Ptar: Replacing .tgz for petabyte-scale S3 archives

plakar.io

57 points by vcoisne 23 days ago


tux1968 - 22 days ago

They mention in the article that some people don't want to install the full Plakar backup software just to read and write ptar archives; so a dedicated open-source tool is offered for download as of yesterday:

https://plakar.io/posts/2025-07-07/kapsul-a-tool-to-create-a...

winrid - 22 days ago

If you zoom in on your site before the cookies banner pops up you are stuck with just "Hi, we're cookies!" stuck on the screen and can't zoom out out

chungy - 22 days ago

Another similar archive format is WIM, the thing created by Microsoft for the Windows Vista (and newer) installer; an open source implementation is at: https://wimlib.net/

It offers similar deduplication, indexing, per-file compression, and versioning advantages

nemothekid - 22 days ago

>By contrast, S3 buckets are rarely backed up (a rather short-sighted approach for mission-critical cloud data), and even one-off archives are rarely done.

This is a complete aside, but how often are people backing up data to something other than S3? What I mean is it some piece of data is on S3, do people have a contingency for "S3 failing".

S3 is so durable in my mind now that I really only imagine having an "S3 backup" if (1) I had an existing system (e.g. tapes), or (2) I need multi-cloud redundancy.
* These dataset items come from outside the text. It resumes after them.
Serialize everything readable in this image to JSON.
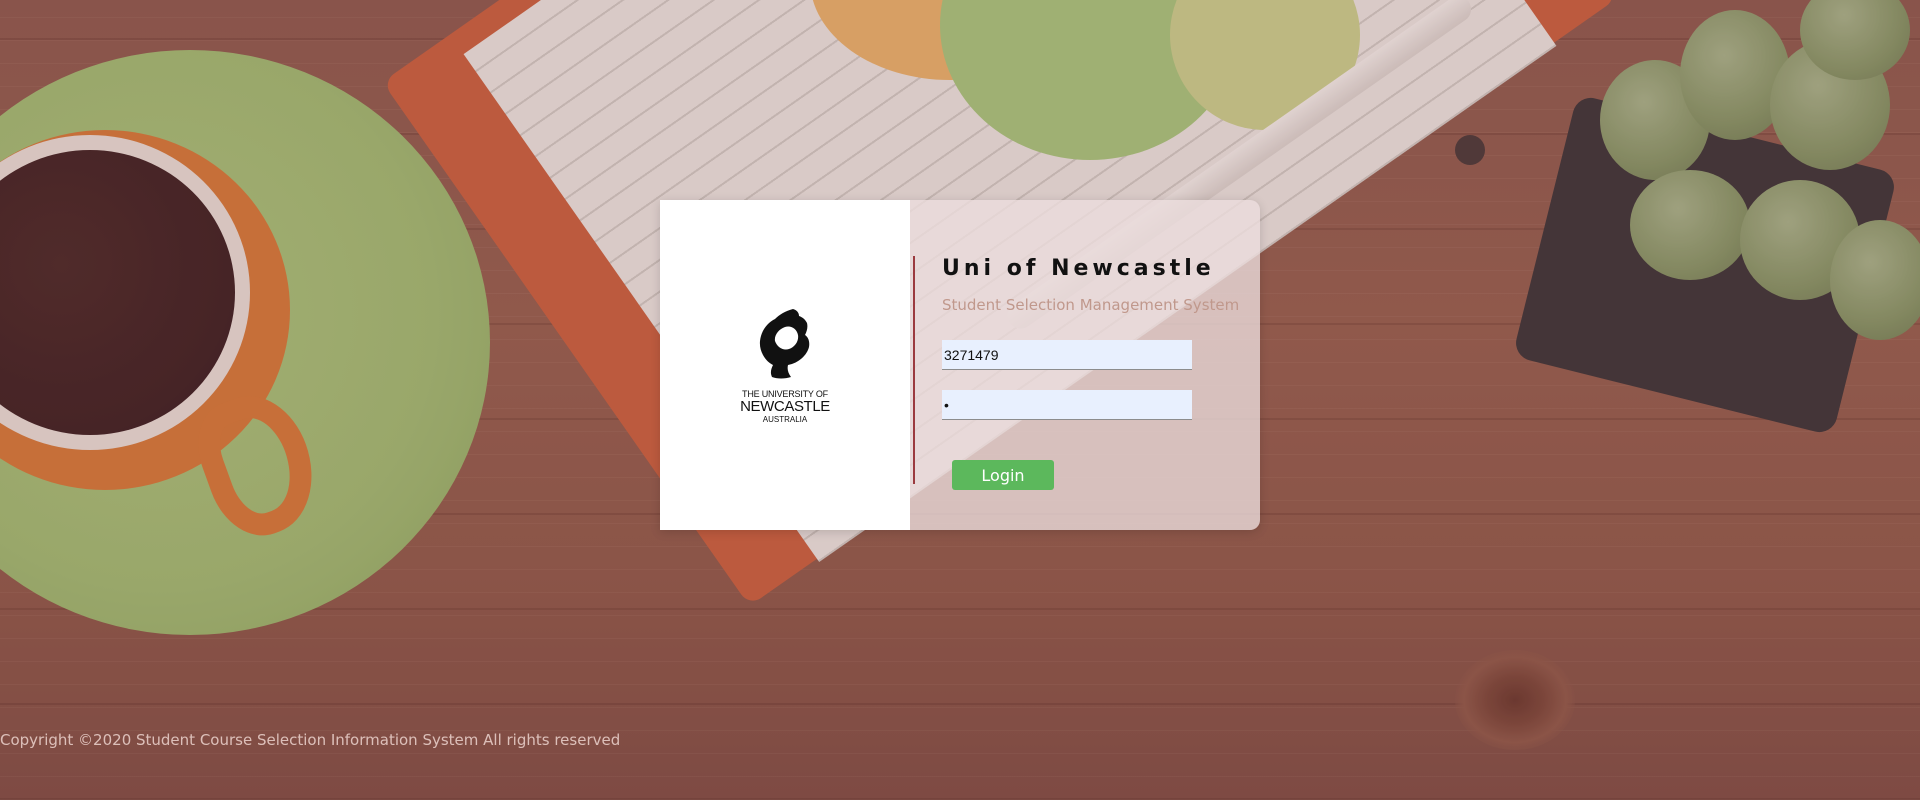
{
  "logo": {
    "icon": "horse-head-emblem",
    "line1": "THE UNIVERSITY OF",
    "line2": "NEWCASTLE",
    "line3": "AUSTRALIA"
  },
  "login": {
    "title": "Uni of Newcastle",
    "subtitle": "Student Selection Management System",
    "username_value": "3271479",
    "password_value": "•",
    "button_label": "Login"
  },
  "footer": {
    "copyright": "Copyright ©2020 Student Course Selection Information System All rights reserved"
  },
  "colors": {
    "button": "#5cb85c",
    "divider": "#9b3a3f",
    "subtitle": "#c0988c",
    "input_bg": "#e8f0fe"
  }
}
Other than that, once I assume something is in S3, I confident it's safe.

Obviously this was built over years (decades?) or reliability, and if your DRP requires alternatives, you should do them, but is anyone realistically paranoid about S3?

ac29 - 22 days ago

Are people really using gzip in 2025 for new projects?

Zstd has been widely available for a long time. Debian, which is pretty conservative with new software, has shipped zstd since at least stretch (released 2017).

gcr - 22 days ago

How does this differ from zpaq and dwarFS?

Zpaq is quite mature and also handles deduplication, versioning, etc.

Scaevolus - 22 days ago

Having the entire backup as a single file is interesting, but does it matter?

Restic has a similar featureset (deduplicated encrypted backups), but almost certainly has better incremental performance for complex use cases like storing X daily backups, Y weekly backups, etc. At the same time, it struggles with RAM usage when handling even 1TB of data, and presumably ptar has better scaling at that size.

ahofmann - 21 days ago

I'm trying to evaluate what plakar is. Is it like restic, Borgbackup, Kopia?

throwaway127482 - 22 days ago

Does this support content-defined chunking (CDC)?